While we tend to think of extinction events as being sudden and immediate (which they are on evolutionary or geological scales), the K-Pg extinction event is thought to have lasted anywhere from a few years to 10,000 years, before things stabilised (similar to the mass-extinction event the Earth is currently going through; hard to notice on a day-to-day basis or year-to-year, but definitely noticeable over thousands of years). A meteor didn't just crash and kill and the dinosaurs - a meteor crashed and caused massive, long-term changes to global climates and ecosystems that lasted thousands of years, and most large animal species didn't survive.

In terms of what happened, the main thing was anywhere up to 2 years of global darkness caused by all the dust and other matter thrown up into the sky by the initial crash. This would have killed off a huge chunk of plant life (which requires photosynthesis to live), as well as likely making things colder. Without plants, animals that lived off plants would gradually die off, and without them animals that lived off other animals would slowly die off - including the big super-predators and super-herbivores like the larger dinosaurs (who would have needed to eat a lot of stuff). Many individuals would survive for a while, maybe some generations, but over time the species wouldn't, as not enough would be around to maintain a stable population.
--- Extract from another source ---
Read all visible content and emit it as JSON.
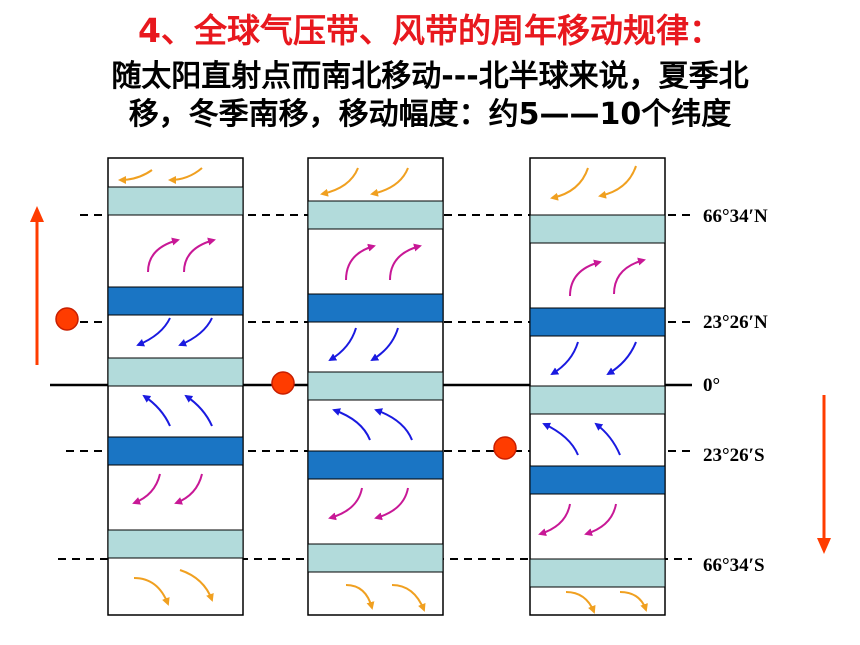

On top of that, you have a huge chunk of weird minerals and materials being thrown up into the atmosphere, to settle across the globe, some of which would be toxic to some animals and plants. There's also a good chance that some of these minerals settled into the oceans, significantly increasing the acidity of the oceans, making them uninhabitable for a lot of plants and animals, and generally messing up the world's water supply.

Things that survived were generally things with the ability to survive long periods without food (like crocodiles), things that lived off detritus (all the dead plant and animal matter caused by the destruction) like worms, snails and insects, and the smaller animals that lived off them (like the surviving birds and mammals).

And as the dust settled (both figuratively and literally) there was an explosion of diversity in life - with so many evolutionary niches now opened up, mammals in particular flourished, evolving in all sorts of new ways (including getting larger and smarter).

Some dinosaurs did survive. We just don't generally call them dinosaurs any more, but birds.